"When the drain is only 1/4 inches to 3/8 inches lower than the furthest point of standing water, which is 12 feet away, you must be very careful to maintain a straight, even, elevation between the two points," VanVelsor says. "Any slight dip will hold water. The use of a straight edge or transit will guide you where you want to be.
"In order to solve that we had to taper the pavement from the drain all the way to 12 feet away. The settlement was deeper near the drain and we added more material there to 3/8 inches or so, then ran a straight edge from the drain to the puddle. We kept checking it with a transit to make sure we were running the water in the right direction."

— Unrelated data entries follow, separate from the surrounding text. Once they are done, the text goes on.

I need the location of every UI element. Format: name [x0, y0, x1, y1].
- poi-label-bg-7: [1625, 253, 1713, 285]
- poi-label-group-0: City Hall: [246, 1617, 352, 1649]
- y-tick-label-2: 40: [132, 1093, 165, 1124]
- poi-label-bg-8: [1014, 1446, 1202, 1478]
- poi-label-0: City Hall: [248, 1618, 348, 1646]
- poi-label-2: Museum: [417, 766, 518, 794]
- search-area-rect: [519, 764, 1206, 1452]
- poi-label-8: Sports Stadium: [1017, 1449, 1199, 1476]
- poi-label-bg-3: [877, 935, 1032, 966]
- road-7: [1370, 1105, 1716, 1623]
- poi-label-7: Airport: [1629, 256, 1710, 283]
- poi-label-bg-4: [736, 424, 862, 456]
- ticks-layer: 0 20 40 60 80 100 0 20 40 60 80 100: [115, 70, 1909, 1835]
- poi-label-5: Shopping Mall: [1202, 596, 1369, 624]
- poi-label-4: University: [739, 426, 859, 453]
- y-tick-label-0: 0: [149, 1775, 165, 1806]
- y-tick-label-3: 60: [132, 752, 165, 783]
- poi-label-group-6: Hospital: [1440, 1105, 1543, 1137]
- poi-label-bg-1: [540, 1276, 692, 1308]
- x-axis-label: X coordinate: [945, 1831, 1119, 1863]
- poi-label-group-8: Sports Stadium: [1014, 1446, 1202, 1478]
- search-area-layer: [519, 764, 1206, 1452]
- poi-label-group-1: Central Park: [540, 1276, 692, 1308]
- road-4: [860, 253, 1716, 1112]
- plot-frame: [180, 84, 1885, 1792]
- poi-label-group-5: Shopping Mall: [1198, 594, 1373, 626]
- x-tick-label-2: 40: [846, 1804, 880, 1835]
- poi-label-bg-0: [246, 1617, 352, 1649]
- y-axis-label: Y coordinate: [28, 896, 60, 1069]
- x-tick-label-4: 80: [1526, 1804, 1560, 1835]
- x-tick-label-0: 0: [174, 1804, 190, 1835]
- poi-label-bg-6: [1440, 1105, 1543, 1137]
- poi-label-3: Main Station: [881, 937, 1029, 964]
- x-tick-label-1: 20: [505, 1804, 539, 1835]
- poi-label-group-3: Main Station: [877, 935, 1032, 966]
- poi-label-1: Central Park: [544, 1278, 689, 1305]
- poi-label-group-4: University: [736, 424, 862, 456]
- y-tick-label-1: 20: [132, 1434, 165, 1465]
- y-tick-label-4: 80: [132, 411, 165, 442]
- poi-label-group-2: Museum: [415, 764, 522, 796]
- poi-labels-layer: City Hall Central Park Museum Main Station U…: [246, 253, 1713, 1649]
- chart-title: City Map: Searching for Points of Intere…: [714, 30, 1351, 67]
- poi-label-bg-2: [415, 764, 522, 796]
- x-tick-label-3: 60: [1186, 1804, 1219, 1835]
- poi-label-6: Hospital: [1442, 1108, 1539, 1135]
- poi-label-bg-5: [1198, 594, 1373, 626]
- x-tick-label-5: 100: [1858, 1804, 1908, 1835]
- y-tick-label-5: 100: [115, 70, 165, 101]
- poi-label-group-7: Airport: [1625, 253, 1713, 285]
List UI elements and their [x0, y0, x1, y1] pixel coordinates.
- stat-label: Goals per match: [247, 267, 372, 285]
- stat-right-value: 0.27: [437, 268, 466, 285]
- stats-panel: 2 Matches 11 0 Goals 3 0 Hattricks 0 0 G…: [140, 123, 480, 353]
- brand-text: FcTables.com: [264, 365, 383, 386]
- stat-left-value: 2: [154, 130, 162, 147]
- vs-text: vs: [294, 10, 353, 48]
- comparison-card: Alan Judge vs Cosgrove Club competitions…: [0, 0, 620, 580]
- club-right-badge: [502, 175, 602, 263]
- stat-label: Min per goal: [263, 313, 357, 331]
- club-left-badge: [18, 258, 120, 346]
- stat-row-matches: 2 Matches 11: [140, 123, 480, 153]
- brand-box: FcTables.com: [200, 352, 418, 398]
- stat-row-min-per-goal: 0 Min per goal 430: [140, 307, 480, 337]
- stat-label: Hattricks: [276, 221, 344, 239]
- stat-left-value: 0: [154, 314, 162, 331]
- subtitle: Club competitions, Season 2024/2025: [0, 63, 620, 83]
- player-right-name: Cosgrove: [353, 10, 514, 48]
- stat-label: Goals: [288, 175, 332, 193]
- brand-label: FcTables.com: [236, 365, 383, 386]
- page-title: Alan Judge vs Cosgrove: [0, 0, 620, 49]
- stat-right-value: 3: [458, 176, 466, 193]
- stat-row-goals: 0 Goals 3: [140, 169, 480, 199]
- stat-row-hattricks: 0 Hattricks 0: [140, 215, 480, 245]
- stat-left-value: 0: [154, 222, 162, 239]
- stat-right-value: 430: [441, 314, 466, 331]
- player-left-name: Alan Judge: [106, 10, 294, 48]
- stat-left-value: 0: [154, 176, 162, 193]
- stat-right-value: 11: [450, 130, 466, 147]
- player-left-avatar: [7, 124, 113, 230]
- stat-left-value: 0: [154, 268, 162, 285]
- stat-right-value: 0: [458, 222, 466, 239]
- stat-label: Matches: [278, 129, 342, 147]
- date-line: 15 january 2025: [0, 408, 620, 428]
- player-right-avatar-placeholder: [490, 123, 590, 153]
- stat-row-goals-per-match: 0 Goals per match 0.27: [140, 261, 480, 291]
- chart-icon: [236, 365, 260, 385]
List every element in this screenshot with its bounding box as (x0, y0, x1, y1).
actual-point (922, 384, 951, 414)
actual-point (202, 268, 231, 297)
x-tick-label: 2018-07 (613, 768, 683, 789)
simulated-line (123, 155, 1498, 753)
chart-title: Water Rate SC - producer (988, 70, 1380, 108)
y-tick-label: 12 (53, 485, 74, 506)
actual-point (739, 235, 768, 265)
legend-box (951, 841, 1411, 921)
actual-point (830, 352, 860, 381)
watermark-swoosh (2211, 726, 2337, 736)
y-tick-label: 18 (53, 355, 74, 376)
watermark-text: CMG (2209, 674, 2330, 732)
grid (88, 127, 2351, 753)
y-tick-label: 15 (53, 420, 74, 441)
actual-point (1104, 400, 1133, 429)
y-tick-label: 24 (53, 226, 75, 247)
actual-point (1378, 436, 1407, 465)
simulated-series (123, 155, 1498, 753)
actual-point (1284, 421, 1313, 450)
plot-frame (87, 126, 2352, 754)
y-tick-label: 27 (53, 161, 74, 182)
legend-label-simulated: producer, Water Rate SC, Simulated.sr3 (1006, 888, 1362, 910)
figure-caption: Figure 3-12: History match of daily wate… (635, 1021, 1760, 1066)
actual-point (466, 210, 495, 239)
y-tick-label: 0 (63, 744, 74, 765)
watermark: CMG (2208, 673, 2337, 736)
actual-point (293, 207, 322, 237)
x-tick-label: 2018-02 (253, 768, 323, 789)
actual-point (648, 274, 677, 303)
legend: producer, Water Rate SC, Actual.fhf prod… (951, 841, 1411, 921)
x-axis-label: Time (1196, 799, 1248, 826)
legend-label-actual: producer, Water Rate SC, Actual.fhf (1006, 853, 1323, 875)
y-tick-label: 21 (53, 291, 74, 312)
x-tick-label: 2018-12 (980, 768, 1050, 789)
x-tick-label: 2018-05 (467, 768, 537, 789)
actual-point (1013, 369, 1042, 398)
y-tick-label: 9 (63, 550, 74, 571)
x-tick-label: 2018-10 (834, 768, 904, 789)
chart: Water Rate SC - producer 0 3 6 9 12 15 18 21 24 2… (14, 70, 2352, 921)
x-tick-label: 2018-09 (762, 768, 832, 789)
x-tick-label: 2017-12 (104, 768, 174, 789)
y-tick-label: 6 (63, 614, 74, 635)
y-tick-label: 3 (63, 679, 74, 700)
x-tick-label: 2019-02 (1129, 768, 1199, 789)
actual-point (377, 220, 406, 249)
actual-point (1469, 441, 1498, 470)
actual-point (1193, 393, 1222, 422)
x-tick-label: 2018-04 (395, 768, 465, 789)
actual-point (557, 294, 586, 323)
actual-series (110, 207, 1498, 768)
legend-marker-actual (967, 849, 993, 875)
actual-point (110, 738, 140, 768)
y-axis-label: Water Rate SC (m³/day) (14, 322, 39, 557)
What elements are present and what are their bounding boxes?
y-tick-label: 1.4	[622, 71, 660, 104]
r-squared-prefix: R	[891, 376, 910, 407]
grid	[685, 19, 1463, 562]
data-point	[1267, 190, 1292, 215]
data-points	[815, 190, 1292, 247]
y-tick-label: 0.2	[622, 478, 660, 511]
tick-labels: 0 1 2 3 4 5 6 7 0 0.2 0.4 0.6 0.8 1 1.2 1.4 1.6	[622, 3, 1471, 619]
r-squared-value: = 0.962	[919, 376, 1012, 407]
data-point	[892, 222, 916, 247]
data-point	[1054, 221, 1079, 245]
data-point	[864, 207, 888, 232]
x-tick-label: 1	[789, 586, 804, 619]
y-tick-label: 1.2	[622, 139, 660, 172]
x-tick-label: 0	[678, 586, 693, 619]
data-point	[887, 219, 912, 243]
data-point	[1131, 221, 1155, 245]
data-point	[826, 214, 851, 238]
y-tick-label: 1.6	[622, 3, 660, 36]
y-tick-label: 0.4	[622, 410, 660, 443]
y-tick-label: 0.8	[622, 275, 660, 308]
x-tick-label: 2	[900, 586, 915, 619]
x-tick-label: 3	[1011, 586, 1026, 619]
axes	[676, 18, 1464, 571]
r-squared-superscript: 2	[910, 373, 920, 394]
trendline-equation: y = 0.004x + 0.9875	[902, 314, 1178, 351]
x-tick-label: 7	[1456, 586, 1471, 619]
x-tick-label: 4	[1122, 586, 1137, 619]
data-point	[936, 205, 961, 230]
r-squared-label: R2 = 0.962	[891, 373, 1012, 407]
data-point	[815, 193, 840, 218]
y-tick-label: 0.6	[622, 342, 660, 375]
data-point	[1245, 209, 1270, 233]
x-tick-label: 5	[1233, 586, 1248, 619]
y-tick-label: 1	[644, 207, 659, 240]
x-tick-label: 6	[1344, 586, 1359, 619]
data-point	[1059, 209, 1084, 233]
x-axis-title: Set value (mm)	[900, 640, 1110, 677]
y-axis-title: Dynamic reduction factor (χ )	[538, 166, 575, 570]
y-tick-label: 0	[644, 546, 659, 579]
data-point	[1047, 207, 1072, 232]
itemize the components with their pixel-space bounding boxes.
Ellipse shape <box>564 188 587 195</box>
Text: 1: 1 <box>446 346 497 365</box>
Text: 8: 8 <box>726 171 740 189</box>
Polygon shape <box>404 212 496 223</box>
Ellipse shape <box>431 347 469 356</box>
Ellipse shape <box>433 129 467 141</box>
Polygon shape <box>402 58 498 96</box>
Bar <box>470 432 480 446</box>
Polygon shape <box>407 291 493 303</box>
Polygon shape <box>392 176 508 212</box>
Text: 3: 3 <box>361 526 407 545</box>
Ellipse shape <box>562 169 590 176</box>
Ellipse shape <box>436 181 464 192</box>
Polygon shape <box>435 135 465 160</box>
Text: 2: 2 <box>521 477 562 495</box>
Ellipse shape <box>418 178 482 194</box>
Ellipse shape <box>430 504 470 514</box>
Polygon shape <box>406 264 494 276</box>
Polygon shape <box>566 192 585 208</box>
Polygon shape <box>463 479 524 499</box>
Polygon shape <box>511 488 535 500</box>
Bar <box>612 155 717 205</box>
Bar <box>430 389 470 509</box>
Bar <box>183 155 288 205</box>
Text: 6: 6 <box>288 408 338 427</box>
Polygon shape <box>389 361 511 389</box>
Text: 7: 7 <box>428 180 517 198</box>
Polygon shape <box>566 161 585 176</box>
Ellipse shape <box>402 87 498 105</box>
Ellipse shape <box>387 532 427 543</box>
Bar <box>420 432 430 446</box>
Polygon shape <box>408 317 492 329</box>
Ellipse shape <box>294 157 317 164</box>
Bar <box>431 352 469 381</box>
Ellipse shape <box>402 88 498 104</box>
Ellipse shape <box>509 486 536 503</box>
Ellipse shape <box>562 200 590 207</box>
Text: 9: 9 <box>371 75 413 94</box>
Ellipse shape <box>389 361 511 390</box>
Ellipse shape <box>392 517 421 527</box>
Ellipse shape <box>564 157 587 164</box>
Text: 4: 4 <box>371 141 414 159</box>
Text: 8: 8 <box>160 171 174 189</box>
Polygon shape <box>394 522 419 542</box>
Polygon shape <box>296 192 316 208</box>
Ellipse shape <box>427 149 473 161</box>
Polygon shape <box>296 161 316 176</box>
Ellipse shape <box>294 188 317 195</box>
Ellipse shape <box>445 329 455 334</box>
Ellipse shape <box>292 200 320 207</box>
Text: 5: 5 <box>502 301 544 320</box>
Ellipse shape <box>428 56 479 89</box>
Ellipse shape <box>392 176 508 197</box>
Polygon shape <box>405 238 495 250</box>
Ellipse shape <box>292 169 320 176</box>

Van Velsor says it took the infrared crew about 45 minutes from start to finish , using only one piece of equipment, to finish this 12-foot job.
"It would have taken a remove-and-replace crew several hours and a lot more equipment (something to cut the pavement, a backhoe to remove material, a dump truck to put it in and haul it away, and a truck bringing the asphalt). And what you're replacing is brand new asphalt itself so it's really a waste," he says.
"With the infrared method, the color difference of the pavement will blend to a point where it will be almost impossible to see that any work had been done in each area."
Preheating cold pavement extends paving season
In many parts of the United States and Canada, cold weather paving has challenged contractors for years. The trick is at least two-fold. First, the contractor needs to keep the mix hot enough to place and compact; second it helps if the base the hot mix is placed on is warm (or at least not as cold as the air temperature) so the mix bonds well and the paving lasts longer.
Bob Kieswetter, owner, Heat Design Equipment, Kitchener, Ontario, says that while infrared units can't do anything about keeping the mix itself warm, the infrared process can improve base bonding.
"One of the main interests we see in infrared is preheating base course asphalt in cold weather paving," Kieswetter says. "There hasn't been a reasonable solution to that until now."
A recent bridge replacement job in Ontario illustrates the point. A winter failure of The Latchford Bridge on Highway 11, the Trans Canada Highway, required construction of a temporary bailey-type bridge detour over the Montreal River to and from the bridge that needed to last until the main bridge could be repaired in the spring. General contractor Aecon Construction Ltd. and paving contractor Miller Paving Ltd. constructed the detour and placed granular base asphalt in–4 degrees F conditions.
"This job is an extreme example of winter pavement construction," Kieswetter says. "It was severe freezing weather but it was an emergency."
In order to apply the surface course, Kieswetter says the municipality in its bid specified that the base had to be preheated to ensure the bond to the base.
"The bond was a concern on the part of the municipality, that because the paving was being done in such cold weather that it wouldn't hold up," he says.
He says in a typical paving spec the ambient air temperature must be 50 degrees F and rising before paving can take place.
"But now we're looking at specs that require preheating of base asphalt," he says.
He says many government bodies are specifying preheating of the asphalt if the base asphalt is below a specific temperature, and most of the specs do not allow open flames.
"This is extreme winter paving," Kieswetter says. "With many contractors now extending their construction schedules into early winter, infrared preheating of pavement can really help."
Kieswetter says that in the past using infrared to preheat a surface in such cold weather would have been more difficult and more expensive. He says some jobs tried hot in-place recycling pre-heaters to get some of the same benefits, but hot in-place recycling often involves a large train, making it hard to move and expensive to mobilize.
"But infrared equipment has developed quite a bit so it's fast enough now and certainly feasible to do this," he says. "Infrared equipment is getting larger and more efficient than older infrared equipment, and it's also much more mobile. So the process is less expensive than it used to be and easier to move the equipment around."